According to a press release issued by the college, Rolison was dual-enrolled at a local high school and at Middle Georgia State.

“We are absolutely devastated by this news,” John Black, the college’s interim president, said late Thursday. “There are no words to describe how deeply hurt we are and how terrible we feel for Jmaal’s family.”

About 20 people from Keyes’ Austell church went to Cochran on Wednesday to help in the search. Destiny World Church had also posted a $3,000 reward for information leading the the teen’s safe return.

The church’s pastor, Wilbur Purvis, called the arrest “very shocking. Of course, we were very hopeful and optimistic that we would get better news.”

Purvis said Keyes, who graduated from Hiram High School in Paulding County, had been a part of his church for the past 10 years and was “very active in our church, very loving, a very kind young man.”

Purvis said the missing teen’s older brother graduated from college this week with a degree in criminal justice “and from what I remember, he wanted to follow in his brother’s footsteps, and we were very hopeful that he would do great things in life.”

He said the news has shocked the church community.

“Never in 20 years of pastoring have I experienced this kind of grief in our church,” Purvis said.
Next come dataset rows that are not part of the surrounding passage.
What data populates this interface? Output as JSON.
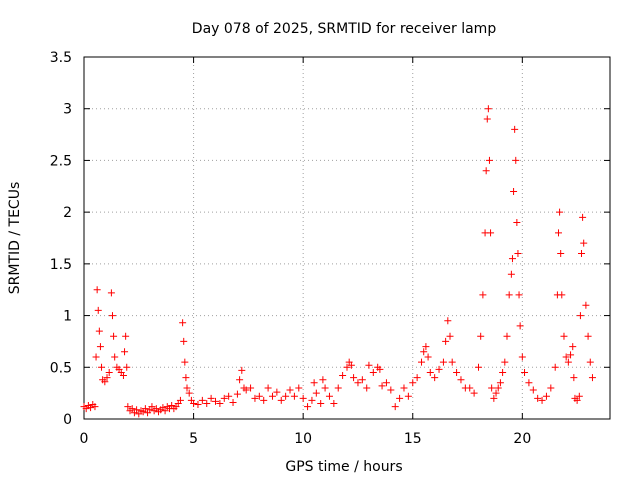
{
  "chart_data": {
    "type": "scatter",
    "title": "Day 078 of 2025, SRMTID for receiver lamp",
    "xlabel": "GPS time / hours",
    "ylabel": "SRMTID / TECUs",
    "xlim": [
      0,
      24
    ],
    "ylim": [
      0,
      3.5
    ],
    "x_ticks": [
      0,
      5,
      10,
      15,
      20
    ],
    "x_tick_labels": [
      "0",
      "5",
      "10",
      "15",
      "20"
    ],
    "y_ticks": [
      0,
      0.5,
      1,
      1.5,
      2,
      2.5,
      3,
      3.5
    ],
    "y_tick_labels": [
      "0",
      "0.5",
      "1",
      "1.5",
      "2",
      "2.5",
      "3",
      "3.5"
    ],
    "grid": true,
    "marker": "+",
    "series": [
      {
        "name": "SRMTID",
        "color": "#ff0000",
        "points": [
          [
            0.0,
            0.12
          ],
          [
            0.1,
            0.1
          ],
          [
            0.2,
            0.13
          ],
          [
            0.3,
            0.11
          ],
          [
            0.4,
            0.14
          ],
          [
            0.5,
            0.12
          ],
          [
            0.55,
            0.6
          ],
          [
            0.6,
            1.25
          ],
          [
            0.65,
            1.05
          ],
          [
            0.7,
            0.85
          ],
          [
            0.75,
            0.7
          ],
          [
            0.8,
            0.5
          ],
          [
            0.85,
            0.38
          ],
          [
            0.95,
            0.36
          ],
          [
            1.05,
            0.4
          ],
          [
            1.15,
            0.45
          ],
          [
            1.25,
            1.22
          ],
          [
            1.3,
            1.0
          ],
          [
            1.35,
            0.8
          ],
          [
            1.4,
            0.6
          ],
          [
            1.5,
            0.5
          ],
          [
            1.6,
            0.48
          ],
          [
            1.7,
            0.45
          ],
          [
            1.8,
            0.42
          ],
          [
            1.85,
            0.65
          ],
          [
            1.9,
            0.8
          ],
          [
            1.95,
            0.5
          ],
          [
            2.0,
            0.12
          ],
          [
            2.1,
            0.08
          ],
          [
            2.2,
            0.1
          ],
          [
            2.3,
            0.06
          ],
          [
            2.4,
            0.09
          ],
          [
            2.5,
            0.05
          ],
          [
            2.6,
            0.08
          ],
          [
            2.7,
            0.07
          ],
          [
            2.8,
            0.1
          ],
          [
            2.9,
            0.06
          ],
          [
            3.0,
            0.09
          ],
          [
            3.1,
            0.12
          ],
          [
            3.2,
            0.08
          ],
          [
            3.3,
            0.1
          ],
          [
            3.4,
            0.07
          ],
          [
            3.5,
            0.09
          ],
          [
            3.6,
            0.11
          ],
          [
            3.7,
            0.08
          ],
          [
            3.8,
            0.12
          ],
          [
            3.9,
            0.1
          ],
          [
            4.0,
            0.13
          ],
          [
            4.1,
            0.1
          ],
          [
            4.2,
            0.12
          ],
          [
            4.3,
            0.15
          ],
          [
            4.4,
            0.18
          ],
          [
            4.5,
            0.93
          ],
          [
            4.55,
            0.75
          ],
          [
            4.6,
            0.55
          ],
          [
            4.65,
            0.4
          ],
          [
            4.7,
            0.3
          ],
          [
            4.8,
            0.25
          ],
          [
            4.9,
            0.18
          ],
          [
            5.0,
            0.15
          ],
          [
            5.2,
            0.14
          ],
          [
            5.4,
            0.18
          ],
          [
            5.6,
            0.15
          ],
          [
            5.8,
            0.2
          ],
          [
            6.0,
            0.17
          ],
          [
            6.2,
            0.15
          ],
          [
            6.4,
            0.2
          ],
          [
            6.6,
            0.22
          ],
          [
            6.8,
            0.16
          ],
          [
            7.0,
            0.24
          ],
          [
            7.1,
            0.38
          ],
          [
            7.2,
            0.47
          ],
          [
            7.3,
            0.3
          ],
          [
            7.4,
            0.28
          ],
          [
            7.6,
            0.3
          ],
          [
            7.8,
            0.2
          ],
          [
            8.0,
            0.22
          ],
          [
            8.2,
            0.18
          ],
          [
            8.4,
            0.3
          ],
          [
            8.6,
            0.22
          ],
          [
            8.8,
            0.26
          ],
          [
            9.0,
            0.18
          ],
          [
            9.2,
            0.22
          ],
          [
            9.4,
            0.28
          ],
          [
            9.6,
            0.22
          ],
          [
            9.8,
            0.3
          ],
          [
            10.0,
            0.2
          ],
          [
            10.2,
            0.12
          ],
          [
            10.4,
            0.18
          ],
          [
            10.5,
            0.35
          ],
          [
            10.6,
            0.25
          ],
          [
            10.8,
            0.15
          ],
          [
            10.9,
            0.38
          ],
          [
            11.0,
            0.3
          ],
          [
            11.2,
            0.22
          ],
          [
            11.4,
            0.15
          ],
          [
            11.6,
            0.3
          ],
          [
            11.8,
            0.42
          ],
          [
            12.0,
            0.5
          ],
          [
            12.1,
            0.55
          ],
          [
            12.2,
            0.52
          ],
          [
            12.3,
            0.4
          ],
          [
            12.5,
            0.35
          ],
          [
            12.7,
            0.38
          ],
          [
            12.9,
            0.3
          ],
          [
            13.0,
            0.52
          ],
          [
            13.2,
            0.45
          ],
          [
            13.4,
            0.5
          ],
          [
            13.5,
            0.48
          ],
          [
            13.6,
            0.32
          ],
          [
            13.8,
            0.35
          ],
          [
            14.0,
            0.28
          ],
          [
            14.2,
            0.12
          ],
          [
            14.4,
            0.2
          ],
          [
            14.6,
            0.3
          ],
          [
            14.8,
            0.22
          ],
          [
            15.0,
            0.35
          ],
          [
            15.2,
            0.4
          ],
          [
            15.4,
            0.55
          ],
          [
            15.5,
            0.65
          ],
          [
            15.6,
            0.7
          ],
          [
            15.7,
            0.6
          ],
          [
            15.8,
            0.45
          ],
          [
            16.0,
            0.4
          ],
          [
            16.2,
            0.48
          ],
          [
            16.4,
            0.55
          ],
          [
            16.5,
            0.75
          ],
          [
            16.6,
            0.95
          ],
          [
            16.7,
            0.8
          ],
          [
            16.8,
            0.55
          ],
          [
            17.0,
            0.45
          ],
          [
            17.2,
            0.38
          ],
          [
            17.4,
            0.3
          ],
          [
            17.6,
            0.3
          ],
          [
            17.8,
            0.25
          ],
          [
            18.0,
            0.5
          ],
          [
            18.1,
            0.8
          ],
          [
            18.2,
            1.2
          ],
          [
            18.3,
            1.8
          ],
          [
            18.35,
            2.4
          ],
          [
            18.4,
            2.9
          ],
          [
            18.45,
            3.0
          ],
          [
            18.5,
            2.5
          ],
          [
            18.55,
            1.8
          ],
          [
            18.6,
            0.3
          ],
          [
            18.7,
            0.2
          ],
          [
            18.8,
            0.25
          ],
          [
            18.9,
            0.3
          ],
          [
            19.0,
            0.35
          ],
          [
            19.1,
            0.45
          ],
          [
            19.2,
            0.55
          ],
          [
            19.3,
            0.8
          ],
          [
            19.4,
            1.2
          ],
          [
            19.5,
            1.4
          ],
          [
            19.55,
            1.55
          ],
          [
            19.6,
            2.2
          ],
          [
            19.65,
            2.8
          ],
          [
            19.7,
            2.5
          ],
          [
            19.75,
            1.9
          ],
          [
            19.8,
            1.6
          ],
          [
            19.85,
            1.2
          ],
          [
            19.9,
            0.9
          ],
          [
            20.0,
            0.6
          ],
          [
            20.1,
            0.45
          ],
          [
            20.3,
            0.35
          ],
          [
            20.5,
            0.28
          ],
          [
            20.7,
            0.2
          ],
          [
            20.9,
            0.18
          ],
          [
            21.1,
            0.22
          ],
          [
            21.3,
            0.3
          ],
          [
            21.5,
            0.5
          ],
          [
            21.6,
            1.2
          ],
          [
            21.65,
            1.8
          ],
          [
            21.7,
            2.0
          ],
          [
            21.75,
            1.6
          ],
          [
            21.8,
            1.2
          ],
          [
            21.9,
            0.8
          ],
          [
            22.0,
            0.6
          ],
          [
            22.1,
            0.55
          ],
          [
            22.2,
            0.62
          ],
          [
            22.3,
            0.7
          ],
          [
            22.35,
            0.4
          ],
          [
            22.4,
            0.2
          ],
          [
            22.5,
            0.18
          ],
          [
            22.6,
            0.22
          ],
          [
            22.65,
            1.0
          ],
          [
            22.7,
            1.6
          ],
          [
            22.75,
            1.95
          ],
          [
            22.8,
            1.7
          ],
          [
            22.9,
            1.1
          ],
          [
            23.0,
            0.8
          ],
          [
            23.1,
            0.55
          ],
          [
            23.2,
            0.4
          ]
        ]
      }
    ]
  }
}
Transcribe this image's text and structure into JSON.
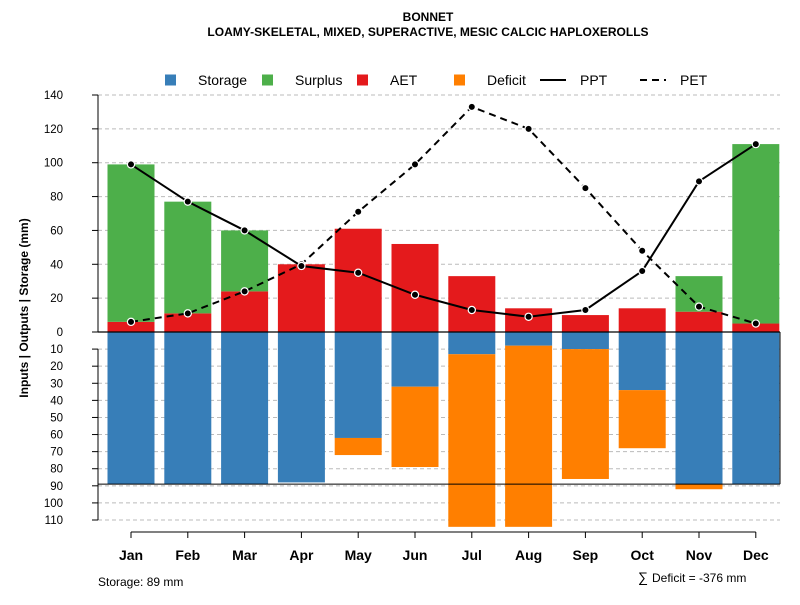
{
  "chart_data": {
    "type": "bar",
    "title": "BONNET",
    "subtitle": "LOAMY-SKELETAL, MIXED, SUPERACTIVE, MESIC CALCIC HAPLOXEROLLS",
    "ylabel": "Inputs | Outputs | Storage    (mm)",
    "categories": [
      "Jan",
      "Feb",
      "Mar",
      "Apr",
      "May",
      "Jun",
      "Jul",
      "Aug",
      "Sep",
      "Oct",
      "Nov",
      "Dec"
    ],
    "upper_axis": {
      "ylim": [
        0,
        140
      ],
      "ticks": [
        0,
        20,
        40,
        60,
        80,
        100,
        120,
        140
      ]
    },
    "lower_axis": {
      "ylim": [
        0,
        110
      ],
      "tick_labels": [
        "10",
        "20",
        "30",
        "40",
        "50",
        "60",
        "70",
        "80",
        "90",
        "100",
        "110"
      ]
    },
    "series": [
      {
        "name": "Storage",
        "color": "#377eb8",
        "values": [
          89,
          89,
          89,
          88,
          62,
          32,
          13,
          8,
          10,
          34,
          89,
          89
        ]
      },
      {
        "name": "Surplus",
        "color": "#4daf4a",
        "values": [
          93,
          66,
          36,
          0,
          0,
          0,
          0,
          0,
          0,
          0,
          21,
          106
        ]
      },
      {
        "name": "AET",
        "color": "#e41a1c",
        "values": [
          6,
          11,
          24,
          40,
          61,
          52,
          33,
          14,
          10,
          14,
          12,
          5
        ]
      },
      {
        "name": "Deficit",
        "color": "#ff7f00",
        "values": [
          0,
          0,
          0,
          0,
          10,
          47,
          101,
          106,
          76,
          34,
          3,
          0
        ]
      },
      {
        "name": "PPT",
        "style": "solid",
        "values": [
          99,
          77,
          60,
          39,
          35,
          22,
          13,
          9,
          13,
          36,
          89,
          111
        ]
      },
      {
        "name": "PET",
        "style": "dashed",
        "values": [
          6,
          11,
          24,
          40,
          71,
          99,
          133,
          120,
          85,
          48,
          15,
          5
        ]
      }
    ],
    "storage_capacity": 89,
    "legend_position": "top",
    "grid": true
  },
  "footer": {
    "storage_text": "Storage: 89 mm",
    "deficit_symbol": "∑",
    "deficit_text": "Deficit = -376 mm"
  }
}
Purvis said that, while Keyes’ mother was “very devastated” by the news of an arrest, “her faith is still intact. She was very adamant when she spoke to her children about not being bitter, not being angry, accepting this as something that has occurred and believing that her faith in God will get her through.”

Meanwhile, Rolison is being held without bond at the Bleckley County Law Enforcement Center.

Todd Lowery, agent in charge of the GBI’s Eastman office, said he could not confirm that Rolison gave Keyes a ride. He also would not say whether Rolison had offered a location where Keyes’ body might be found. The search of the river was complicated Friday by the swollen waters of the Ocmulgee, which is above full pool.

“We don’t have a concentrated search at this time,” Lowery said. “We’re just following leads, going to the obvious places that the public can access.”

- Reporter Mike Morris contributed to this story.